Break through: conquering the AT, one scramble at a time |

Break through: conquering the AT, one scramble at a time |

Around 9 p.m. on Sept. 6, I climbed off an empty bus in Gorham, New Hampshire, ready to begin the last gap of the Appalachian Trail that I’d left unfinished during my thru-hike attempt last year.

I was dropped off at Libby House Hostel, set-up my tent in the backyard and opened a box that Broccoli Rob had sent me. I was desperate to put on my winter gear, considering it was quite cold near the New Hampshire-Maine state line.

My stomach was in knots the next day. The terrain was much different from the 277-mile gap I had just finished, but regardless of difficulty, I kept putting one foot in front of the other. I met many northbound hikers on the trail. These would be the people I’d most likely be hiking alongside until my final day on the trail.

One of these fellow hikers, who went by the trail name of Reboot, was impressed by my willingness to get back on the horse, as it were, after experiencing a traumatizing hike-ending fall last year. We were headed to the same campsite that night, and once we arrived, Reboot approached me with sincerity in his voice: He insisted that I allow him and his buddy, Why, to hike with me past the spot where I’d injured myself.
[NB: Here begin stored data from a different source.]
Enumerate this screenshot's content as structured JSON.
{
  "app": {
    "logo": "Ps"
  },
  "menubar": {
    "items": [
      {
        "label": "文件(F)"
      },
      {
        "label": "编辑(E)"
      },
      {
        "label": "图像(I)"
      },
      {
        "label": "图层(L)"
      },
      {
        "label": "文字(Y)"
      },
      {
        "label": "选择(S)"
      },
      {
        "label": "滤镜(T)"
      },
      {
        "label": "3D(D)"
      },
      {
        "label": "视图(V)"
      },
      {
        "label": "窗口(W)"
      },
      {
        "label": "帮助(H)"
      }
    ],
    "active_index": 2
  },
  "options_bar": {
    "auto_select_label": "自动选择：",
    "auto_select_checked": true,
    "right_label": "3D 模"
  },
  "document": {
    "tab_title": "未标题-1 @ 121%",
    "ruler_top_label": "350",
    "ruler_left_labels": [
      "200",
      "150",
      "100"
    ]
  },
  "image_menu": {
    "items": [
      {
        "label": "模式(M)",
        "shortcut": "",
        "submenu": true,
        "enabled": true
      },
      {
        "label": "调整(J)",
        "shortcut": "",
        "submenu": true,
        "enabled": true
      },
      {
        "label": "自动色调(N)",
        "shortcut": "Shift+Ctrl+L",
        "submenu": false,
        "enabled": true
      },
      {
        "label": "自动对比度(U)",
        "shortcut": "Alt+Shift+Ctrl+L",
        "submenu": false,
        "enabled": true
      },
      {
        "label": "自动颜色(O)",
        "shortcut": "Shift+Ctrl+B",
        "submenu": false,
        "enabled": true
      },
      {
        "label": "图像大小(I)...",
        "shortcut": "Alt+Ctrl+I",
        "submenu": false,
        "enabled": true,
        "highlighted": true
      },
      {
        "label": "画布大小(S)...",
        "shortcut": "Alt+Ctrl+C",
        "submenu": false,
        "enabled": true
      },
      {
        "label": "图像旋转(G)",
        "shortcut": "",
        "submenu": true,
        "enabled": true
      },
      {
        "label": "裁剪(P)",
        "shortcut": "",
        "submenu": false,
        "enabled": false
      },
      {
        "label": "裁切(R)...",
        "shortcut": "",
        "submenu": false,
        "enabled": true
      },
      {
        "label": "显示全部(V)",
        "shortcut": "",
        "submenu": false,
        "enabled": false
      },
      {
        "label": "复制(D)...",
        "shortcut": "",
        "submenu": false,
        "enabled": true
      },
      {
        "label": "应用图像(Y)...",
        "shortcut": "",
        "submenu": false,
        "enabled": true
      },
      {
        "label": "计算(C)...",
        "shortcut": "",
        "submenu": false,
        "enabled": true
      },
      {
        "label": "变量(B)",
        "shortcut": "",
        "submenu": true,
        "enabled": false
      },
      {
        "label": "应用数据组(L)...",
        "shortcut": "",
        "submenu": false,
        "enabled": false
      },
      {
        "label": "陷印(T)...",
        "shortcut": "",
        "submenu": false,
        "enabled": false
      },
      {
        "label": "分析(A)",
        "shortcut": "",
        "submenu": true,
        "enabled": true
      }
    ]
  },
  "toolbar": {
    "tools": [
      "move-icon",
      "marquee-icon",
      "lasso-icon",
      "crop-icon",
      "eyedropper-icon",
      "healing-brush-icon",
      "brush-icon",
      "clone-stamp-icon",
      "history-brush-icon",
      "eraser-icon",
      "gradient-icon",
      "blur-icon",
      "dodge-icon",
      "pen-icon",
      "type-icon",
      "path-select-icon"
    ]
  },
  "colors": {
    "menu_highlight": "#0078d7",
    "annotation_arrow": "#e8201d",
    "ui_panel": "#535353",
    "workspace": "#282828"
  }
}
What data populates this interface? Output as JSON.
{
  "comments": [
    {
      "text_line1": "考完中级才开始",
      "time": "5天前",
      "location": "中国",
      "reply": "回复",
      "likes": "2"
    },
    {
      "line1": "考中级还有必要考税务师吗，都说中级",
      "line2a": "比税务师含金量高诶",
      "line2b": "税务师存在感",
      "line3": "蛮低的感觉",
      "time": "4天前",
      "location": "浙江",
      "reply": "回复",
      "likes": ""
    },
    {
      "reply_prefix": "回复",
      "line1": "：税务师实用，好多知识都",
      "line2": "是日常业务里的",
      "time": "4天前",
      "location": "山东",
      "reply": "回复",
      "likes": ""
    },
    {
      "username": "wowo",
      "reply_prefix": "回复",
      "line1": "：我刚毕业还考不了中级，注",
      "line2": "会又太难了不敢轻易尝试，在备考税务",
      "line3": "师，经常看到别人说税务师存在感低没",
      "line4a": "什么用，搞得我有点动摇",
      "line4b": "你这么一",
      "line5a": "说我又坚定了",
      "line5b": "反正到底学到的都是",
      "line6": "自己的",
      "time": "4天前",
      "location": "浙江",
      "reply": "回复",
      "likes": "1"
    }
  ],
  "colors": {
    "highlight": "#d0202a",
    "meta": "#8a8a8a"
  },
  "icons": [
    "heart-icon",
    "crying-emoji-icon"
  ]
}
He didn’t want me to be alone for something like that. I was totally speechless, moved beyond expression — and even teared up a little — as Reboot walked back to his tent.

The next morning, I felt a strange mixture of calmness and fear. I wasn’t sure if the calmness was trying to settle me down, or if the fear was consuming me, but I was too worked up to tell the difference.

Either way, I was elated to have company as I crossed into Maine. All 13 states behind me were completed. Perhaps this time would be different, I thought. Perhaps this time I’d safely pass through to the end.

A half-mile later, we reached that notorious spot: the most gnarly downward scramble of boulders I’ve ever seen. It was exactly how I remembered it, perhaps even worse. The three of us stopped in our tracks, nearly piling on top of one another. We agreed to remove our packs before descending. Reboot winked at me and whispered: “You’ve got this.” I felt a fire light within me.

I looked back at these two kind strangers watching with wide eyes and razor-focused attention. I went first, choosing a different path down the rocks this time. It was an easier route, to be sure, especially without my pack on. Reboot and Why were right behind me, and their presence relaxed me as I finished my descent.

One by one, they handed me their packs, and we all made it safely to the bottom of this beast of a rockface, this meddling roadblock that had ruined my confidence — and ended my thru-hike attempt — the previous year.

I felt a wave of relief. It was over. I’d replayed that fall in my head so many times that it was hard to believe that I was back in the Maine wilderness, conquering it.

The next few days delivered intense, technical hiking that tested me physically and mentally. I started to wonder if it was worth the risk. If not for the people I’d met, I don’t know if I would’ve had the spirit to push forward. Maine was proving to be an intense battle not only for myself, but those around me. I met a gentleman in his late 60’s by the name of Splinter at the trail shelter right before the Mahoosuc Range, one of the most intense sections of the trail, and by the end of the evening, we had plans to complete the following day’s hike together.

I wasn’t looking forward to the Mahoosuc Range — a steep rock face slab that goes straight up for a mile. A thick early morning fog hugged the mountains the morning we set out, making everything wet and slippery.

We moved forward, one hand and foot at a time. Every inch had to be discussed and precalculated. We worked like a well-oiled machine, wedging our way through six different cave-like rock tumbles, stuffing our packs through one at a time. We had to move up and over enormous boulders, and down deep drops, just to make it to the next white blaze. Through the struggle, we enjoyed ourselves. We were moving methodically. I felt safe.

My confidence was returning as I continued northward, yet mountain summits, like the one on Old Speck Mountain, would challenge my will to survive. The summit is essentially a vertical rock wall. I examined the sides, then the middle, and there seemed to be no way to ascend the thing. I felt stuck. Nervousness crept in.

I eventually decided to pancake my body against the granite rock face and inch my way up, grasping at whatever finger and toe grips I could find. I felt like Spiderman, without the courage. I froze multiple times in complete fear, yet the vertical rock slab just kept cresting. Once I’d made it to the top, I refused to look back. I had no interest in seeing what I’d just completed. I wanted to get as far away from Old Speck Mountain as I could.

I was anxious about the second half of Maine, but I plodded northward, toward my ultimate goal: Mt. Katahdin. The end seemed within reach now. I dug deep, putting on foot in front of the other, just like I’d done all along.